A strained smile from Luke. “A titch longer than that.”
It had been over eight years since they had spoken. But why burden Felz with their dour brotherly history?
Felz’s chin jutted. “Partner. Huh. I don’t know if Clayton’s ever had a partner—more subordinates. Subservients. Not that I’m complaining.”
It sure sounds like you’re complaining, Luke thought but didn’t say.
“Clayton doesn’t exactly play nicely with others,” Felz went on. “I’m sure you were jabbed by the pointy end of that particular stick, being the younger brother.”
“Not so much as you’d think. Unless you count being ignored as abusive.”
Felz’s eyebrow cocked, as if to say: You don’t consider that abuse? “Clayton does what he does,” he said, “and because he’s supremely talented, his ways are tolerated. It’s the way it is with savants. Or geniuses, if you’d prefer. That line is so thin sometimes.
“We were competitors at first,” Felz went on, “though I’m certain Clayton never saw it that way. Your brother competes against DNA helixes, against scientific absolutes, against the universe. The notion of competing with another person is, I’m convinced, totally foreign to him.”
Felz’s fleshy lower lip protruded sullenly, a foamy dab of spit collecting in its vermilion zone.

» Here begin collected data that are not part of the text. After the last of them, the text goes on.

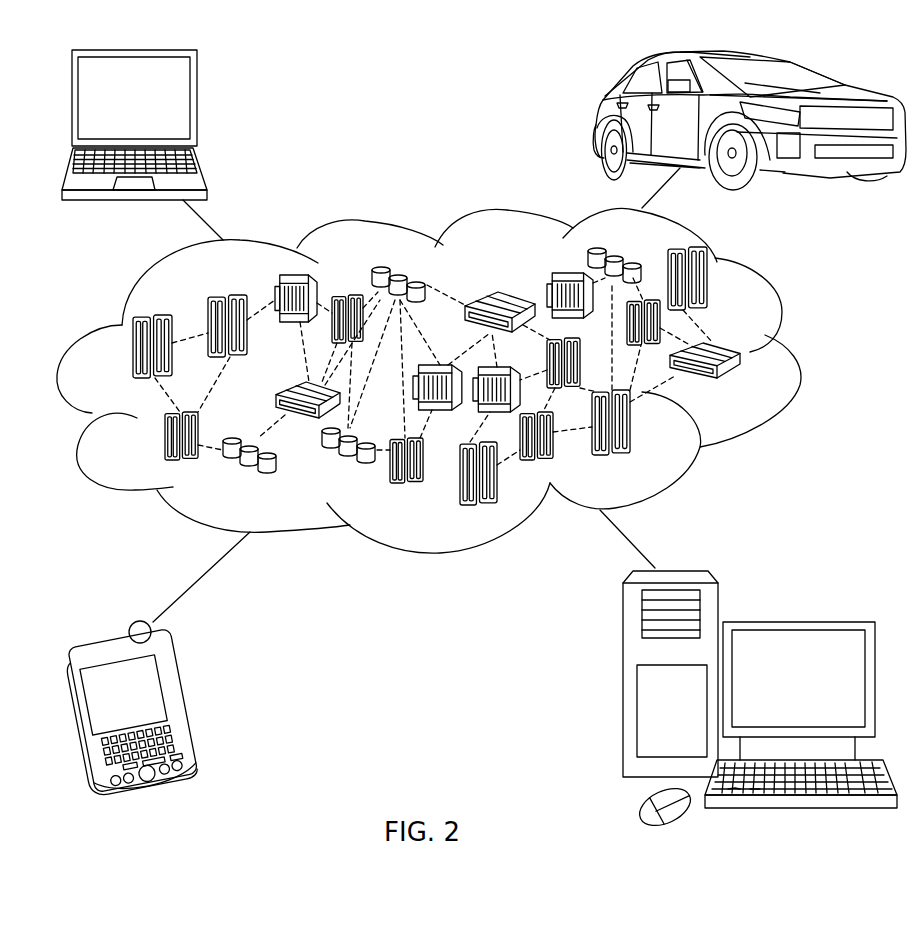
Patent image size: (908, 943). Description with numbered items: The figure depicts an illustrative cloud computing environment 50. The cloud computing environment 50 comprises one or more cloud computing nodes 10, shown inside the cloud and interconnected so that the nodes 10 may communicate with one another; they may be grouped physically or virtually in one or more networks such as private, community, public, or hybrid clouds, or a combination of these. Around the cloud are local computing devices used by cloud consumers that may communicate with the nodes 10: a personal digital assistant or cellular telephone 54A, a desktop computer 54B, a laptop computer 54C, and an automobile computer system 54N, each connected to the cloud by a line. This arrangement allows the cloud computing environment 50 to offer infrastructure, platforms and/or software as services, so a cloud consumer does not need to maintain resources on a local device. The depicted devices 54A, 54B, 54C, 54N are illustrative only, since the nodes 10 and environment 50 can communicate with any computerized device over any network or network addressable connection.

The cloud computing nodes 10 is at (743, 383).
The cloud computing environment 50 is at (797, 357).
The personal digital assistant (PDA) or cellular telephone 54A is at (188, 706).
The desktop computer 54B is at (797, 621).
The laptop computer 54C is at (197, 108).
The automobile computer system 54N is at (597, 118).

“Your brother and I met at MIT,” Felz said. “He didn’t have to apply, of course; his reputation allowed him to waltz on in. I soon discovered that Clayton wasn’t so much driven as pathological. The man doesn’t sleep.”
It was true that as Clayton hit adolescence, sleep had become nonessential. He’d been up at all hours, squirreled down in his basement lab at twelve years old. He’d stopped going to school by then; he’d been granted an exemption when it became clear that his knowledge outstripped that of his teachers—the equivalent of forcing a piano prodigy to take lessons from a dotty church organist.
“What your brother was doing even before he arrived at MIT was astounding,” Felz said. “Were you on hand to see what he did with that mouse?”
Of course Luke remembered the mouse…
Ernie. The mouse’s name was Ernie. Clay named all of his mice—a grisly fixation, considering their fates. Clayton had heard about this anesthesiologist, a Dr. Charles Vacanti, who’d grafted a human ear onto a mouse’s back; the “ear” was cartilage grown by seeding cow cartilage cells into a biodegradable ear-shaped mold, which was then implanted under the mouse’s skin.